We use namespaces in C# to aid in organizing our programs at the highest logical level. They classify and present programming elements that are exposed to other programs and applications. They also provide assistance in avoiding name clashes between two sets of code. Within a namespace, we can declare:

  • another namespace,
  • a class,
  • an interface,
  • a struct,
  • an enum or
  • a delegate.
We cannot define items, like, properties, variables and events in namespaces. Items, such as these, must be declared within containers such as structures or classes.

Using Namespaces in the code you develop is a good habit because it may save you from problems later when you want to reuse some other classes. For example, if you created a class that contain sqrt and Pow methods, and you include another class that contain the same method names. The new mthods that you include produce different results than the methods you wrote.

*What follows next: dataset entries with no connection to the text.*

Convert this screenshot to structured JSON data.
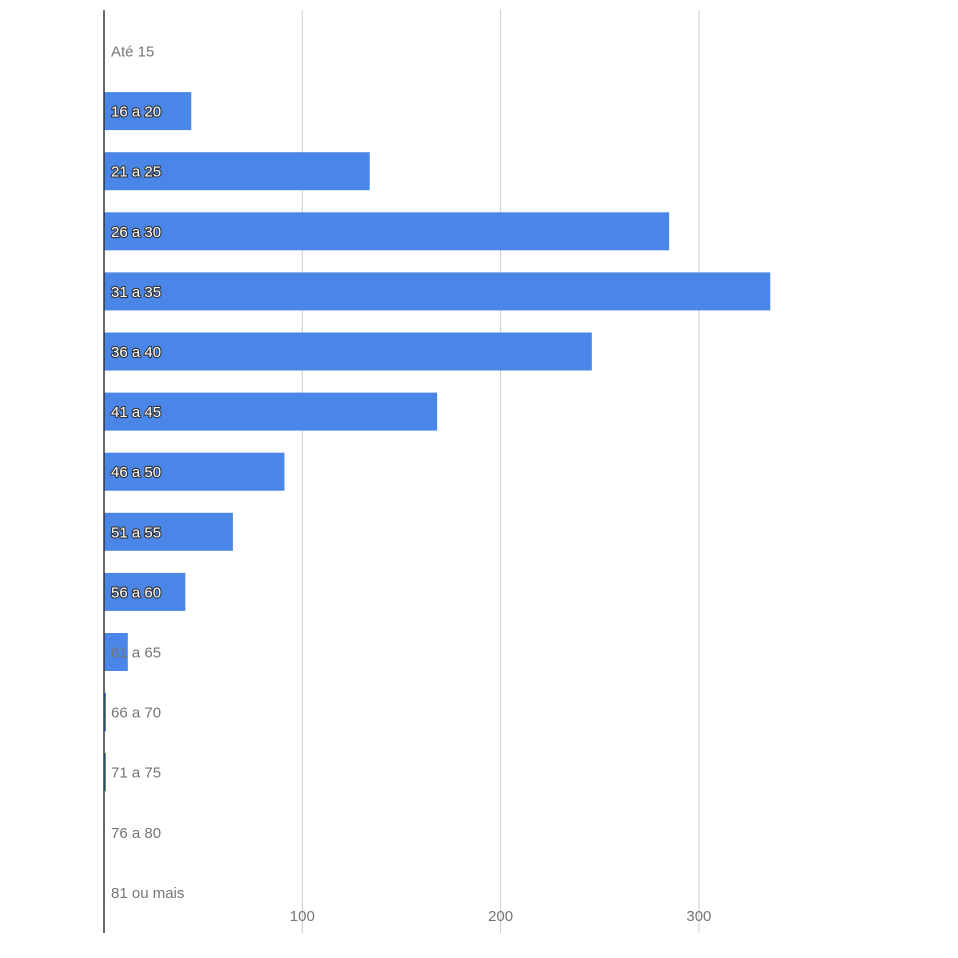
{
  "chart_data": {
    "type": "bar",
    "orientation": "horizontal",
    "categories": [
      "Até 15",
      "16 a 20",
      "21 a 25",
      "26 a 30",
      "31 a 35",
      "36 a 40",
      "41 a 45",
      "46 a 50",
      "51 a 55",
      "56 a 60",
      "61 a 65",
      "66 a 70",
      "71 a 75",
      "76 a 80",
      "81 ou mais"
    ],
    "values": [
      0,
      44,
      134,
      285,
      336,
      246,
      168,
      91,
      65,
      41,
      12,
      1,
      1,
      0,
      0
    ],
    "x_ticks": [
      "100",
      "200",
      "300"
    ],
    "xlim": [
      0,
      400
    ],
    "title": "",
    "xlabel": "",
    "ylabel": "",
    "grid": true,
    "legend": "none",
    "bar_color": "#4a86e8"
  }
}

When you view Figure 1 and Figure2, It is difficult to see how you can ge a name collision. But consider the following:
  • Your're working on a large project consisting of:
    • Several million lines of code;
    • Several 3rd party developers;
    • Code being devekoped at different sites.
  • Different development protocols used at the various sites.

Summary

In summary, you know what a namespace is and you can declare your own namespaces. If you don't want to type a fully qualified name, you know how to implement the using directive. When you want to shorten a long namespace declaration, you can use the alias directive. Also, you have been introduced to some of the other namespace members in addition to the class type.

Definitions

Böhm-Jacopini

    Computer scientists usually credit the Structured program theorem to a 1966 paper by Corrado Böhm and Giuseppe Jacopini.

Boolean expression

    is a programming language expression that when evaluated produces a Boolean value, i.e. one that is either true or false. A Boolean expression may be composed of a combination of:
    1. the Boolean constants true or false;
    2. Boolean-typed variables;
    3. Boolean-valued operators; and
    4. Boolean-valued functions.

conditional operator ? :

    The conditional operator ? : is a ternary operator (it takes three operands). It is of the form:
     
    (condition ? expression 1 : expression 2 ) 
     

  • If the condition evaluates to true then expression 1 is executed; otherwise, expression 2 is executed.

control structure

    allows for a change of linear sequence/flow of program execution, based on some condition evaluating to true.

Flowchart

    A flowchart is a method of diagraming the layout and/or flow of a program or algorith. This flow is shown using figures of various kinds, and their order by connecting them with arrows.

method overloading

    overloading is what happens when you have two methods with the same name but different signatures. Overload resolution is a compile-time mechanism where the method selected is based on the best function member to invoke given an argument list/signature and a set of candidate function members.

Pseudocode

    is a compact and informal high-level design description (usually written in a spoken language) of a computer programming algorithm that adheres to the structural conventions of a programming language. Pseudocode is intended to be read by humans rather than by machine.

templates

    in Computer science, a template can be pseudocode or an executable outline that is used as a tool for generic programming to outline the program.